Securities and Exchange Commission-registered investment advisors managed a total $114.1 trillion in assets in 2022, down 11% from 2021 due to market conditions, the first decline since 2008, according to the annual Investment Adviser Industry Snapshot published by The Investment Adviser Association and National Regulatory Services, a COMPLY company. That compares to a -18% return for U.S. large stocks and 9.2% GDP growth. Meanwhile, the industry ended 2022 with a record high of 15,114 investment advisors, up 2.1% from the previous year.
Industry assets have grown in 19 of the past 22 years, the report said, with 2002, 2008 and 2022 the only exceptions. About 91% of all assets were managed on a discretionary basis.

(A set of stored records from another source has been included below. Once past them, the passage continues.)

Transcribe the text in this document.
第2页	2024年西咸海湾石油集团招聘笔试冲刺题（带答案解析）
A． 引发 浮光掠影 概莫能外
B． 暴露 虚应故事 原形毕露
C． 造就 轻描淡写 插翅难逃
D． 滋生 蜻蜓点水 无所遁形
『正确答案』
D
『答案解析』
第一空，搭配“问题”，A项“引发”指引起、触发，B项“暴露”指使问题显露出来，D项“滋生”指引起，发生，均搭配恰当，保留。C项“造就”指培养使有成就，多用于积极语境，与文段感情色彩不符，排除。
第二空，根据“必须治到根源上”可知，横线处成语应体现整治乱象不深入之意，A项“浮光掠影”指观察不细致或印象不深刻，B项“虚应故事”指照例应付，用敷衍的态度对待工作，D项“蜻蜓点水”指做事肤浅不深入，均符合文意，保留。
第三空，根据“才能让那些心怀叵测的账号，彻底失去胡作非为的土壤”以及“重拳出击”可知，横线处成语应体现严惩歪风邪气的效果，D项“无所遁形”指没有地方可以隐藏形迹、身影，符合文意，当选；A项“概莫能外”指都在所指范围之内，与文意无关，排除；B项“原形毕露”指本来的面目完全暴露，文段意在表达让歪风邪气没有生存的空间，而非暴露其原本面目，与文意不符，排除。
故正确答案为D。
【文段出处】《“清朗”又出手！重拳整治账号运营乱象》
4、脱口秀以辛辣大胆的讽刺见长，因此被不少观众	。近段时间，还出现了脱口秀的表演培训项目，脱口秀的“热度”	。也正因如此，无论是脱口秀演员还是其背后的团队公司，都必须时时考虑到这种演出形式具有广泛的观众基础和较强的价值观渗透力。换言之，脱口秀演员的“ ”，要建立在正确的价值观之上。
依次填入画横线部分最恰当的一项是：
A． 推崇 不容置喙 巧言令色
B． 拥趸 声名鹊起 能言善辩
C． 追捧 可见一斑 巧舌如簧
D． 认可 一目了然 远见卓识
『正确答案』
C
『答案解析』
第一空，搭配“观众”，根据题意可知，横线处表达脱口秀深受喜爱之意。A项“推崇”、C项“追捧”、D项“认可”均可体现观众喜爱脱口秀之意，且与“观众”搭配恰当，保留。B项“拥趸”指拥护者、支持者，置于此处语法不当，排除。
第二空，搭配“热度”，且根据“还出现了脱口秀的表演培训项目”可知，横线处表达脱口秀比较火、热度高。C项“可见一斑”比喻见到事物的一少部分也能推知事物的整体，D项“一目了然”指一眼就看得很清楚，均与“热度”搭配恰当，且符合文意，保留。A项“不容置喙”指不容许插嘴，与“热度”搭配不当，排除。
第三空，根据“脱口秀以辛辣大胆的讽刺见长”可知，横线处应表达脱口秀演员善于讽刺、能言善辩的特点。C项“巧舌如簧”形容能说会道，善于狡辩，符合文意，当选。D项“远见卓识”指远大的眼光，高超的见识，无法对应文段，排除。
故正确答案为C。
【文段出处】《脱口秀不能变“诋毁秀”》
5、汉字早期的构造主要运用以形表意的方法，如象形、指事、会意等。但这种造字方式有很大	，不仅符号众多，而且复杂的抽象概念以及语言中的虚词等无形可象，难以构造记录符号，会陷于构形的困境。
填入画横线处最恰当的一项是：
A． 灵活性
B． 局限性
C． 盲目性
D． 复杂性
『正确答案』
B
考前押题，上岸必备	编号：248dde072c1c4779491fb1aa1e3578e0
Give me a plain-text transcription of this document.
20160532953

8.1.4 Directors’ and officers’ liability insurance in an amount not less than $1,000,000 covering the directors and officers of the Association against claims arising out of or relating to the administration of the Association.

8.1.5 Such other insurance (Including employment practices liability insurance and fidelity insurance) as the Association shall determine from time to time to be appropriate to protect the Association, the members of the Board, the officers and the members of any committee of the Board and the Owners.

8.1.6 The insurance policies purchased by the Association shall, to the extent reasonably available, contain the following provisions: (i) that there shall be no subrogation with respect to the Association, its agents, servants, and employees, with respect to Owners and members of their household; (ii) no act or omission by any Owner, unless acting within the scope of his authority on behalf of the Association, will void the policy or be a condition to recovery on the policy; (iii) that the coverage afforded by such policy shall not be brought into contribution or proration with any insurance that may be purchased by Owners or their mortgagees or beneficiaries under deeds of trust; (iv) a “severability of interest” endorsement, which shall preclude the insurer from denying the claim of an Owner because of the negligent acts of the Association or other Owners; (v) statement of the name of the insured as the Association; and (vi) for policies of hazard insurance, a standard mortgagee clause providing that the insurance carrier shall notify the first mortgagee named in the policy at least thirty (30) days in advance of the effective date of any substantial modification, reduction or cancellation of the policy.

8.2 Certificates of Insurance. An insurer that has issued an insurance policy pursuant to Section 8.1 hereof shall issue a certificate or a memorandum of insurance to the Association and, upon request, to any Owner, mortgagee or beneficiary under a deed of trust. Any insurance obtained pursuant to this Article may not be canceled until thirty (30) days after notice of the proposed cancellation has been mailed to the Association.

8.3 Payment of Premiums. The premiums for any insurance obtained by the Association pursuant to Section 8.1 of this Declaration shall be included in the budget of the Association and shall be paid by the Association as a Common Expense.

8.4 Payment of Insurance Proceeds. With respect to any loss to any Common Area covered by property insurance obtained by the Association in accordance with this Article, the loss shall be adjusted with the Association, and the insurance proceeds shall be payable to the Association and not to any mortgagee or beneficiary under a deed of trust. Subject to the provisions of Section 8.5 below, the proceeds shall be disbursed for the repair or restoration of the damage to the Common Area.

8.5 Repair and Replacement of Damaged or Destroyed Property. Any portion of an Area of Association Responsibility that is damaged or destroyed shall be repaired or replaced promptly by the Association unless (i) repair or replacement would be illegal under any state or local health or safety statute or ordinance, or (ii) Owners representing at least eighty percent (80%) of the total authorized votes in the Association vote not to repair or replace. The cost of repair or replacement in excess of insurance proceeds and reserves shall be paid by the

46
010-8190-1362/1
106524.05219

If you look at the last 10 years, industry AUM has increased 8.7%, compared to 5% for GDP growth and 14% for the U.S. large stock returns, the report states.
The largest firms—those with more than $100 billion in AUM—manage a majority of industry assets, at nearly 63%. Yet, these firms also experienced the sharpest drop in AUM, with that group (firms with over $100 billion) experiencing a nearly 15% decline in assets in 2022.
The industry also saw a decline in the total number of clients, which fell 4.3% in 2022 to 61.9 million. That compares to an average annual increase of 9.5% over the past five years, the report pointed out.
That decline was driven primarily by a drop in the number of non-asset management clients, the report said, down nearly 35% to 7.6 million in 2022. These are the clients receiving other types of advisory services, such as model portfolios or financial planning. In fact, the report attributes the drop to one single digital advice platform, which it does not name.
“This firm was the advisor for over one-third of the industry’s clients in this category in 2021, and the decrease resulted from a change in the criteria for including accounts in this category,” the report said.
At the same time, despite the market environment, demand for asset management services was higher, with the number of these clients increasing 2.5% to a record high of 54.3 million.
As much talk as there is about large advisory firms and aggregators, the vast majority (nearly 92%) of advisors had 100 or fewer non-clerical employees; 70% managed less than $1 billion, and nearly 89% managed less than $5 billion.
“The industry is dynamic, with a significant number of advisors entering and exiting the industry each year,” the report said. “This turnover is concentrated in advisors with less than $1 billion in assets. However, 90.6% of industry assets were managed by firms with more than $5 billion in assets.”